Diante deste cenário, saliente-se a referência feita por FOUCAULT[9] acerca da aparição, a partir do século XII, de um elemento até então estranho a todo o desenvolvimento do sistema, o procurador. Na ocorrência de um litígio, surge esta figura política como representante do soberano, assumindo o papel de dublê[10] da vítima, substituindo seu discurso diante do agressor. A legitimidade para fazê-lo, derivava do fato de ser o soberano o representante da ordem e do poder lesado pelo crime, o que denota a gradativa ratificação do jus puniendi estatal e do crescente ostracismo imposto ao ofendido.
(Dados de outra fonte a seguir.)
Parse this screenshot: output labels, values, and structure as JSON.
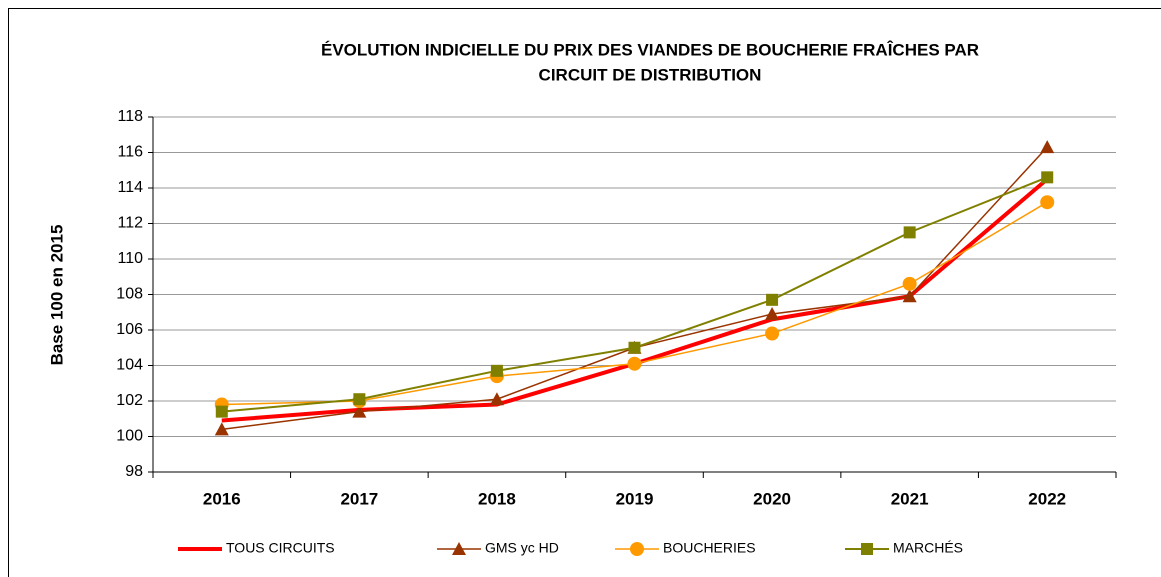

Partindo-se desta premissa, a criminologia elege o agressor como elemento principal do delito, atribuindo-lhe a essência do litígio. Tanto é que, sem adentrar ao mérito das Escolas Penais, a Escola Clássica de Beccaria e Carrara, bem assim a Escola Positivista de Lombroso e Ferri, centravam suas discussões na responsabilidade criminal do delinquente e seus desdobramentos, refutando a vítima um papel meramente circunstancial.

Assim, até o fim da II Guerra Mundial, o ofendido permaneceu em posição de nenhuma transcendência no campo da dogmática penal. Os reflexos deste período, no ordenamento jurídico brasileiro, apesar do longo momento histórico, são sentidos até os dias atuais. Basta analisar o Código Penal Brasileiro vigente, promulgado em 1940, e o Código de Processo Penal Brasileiro em vigor, promulgado em 1941.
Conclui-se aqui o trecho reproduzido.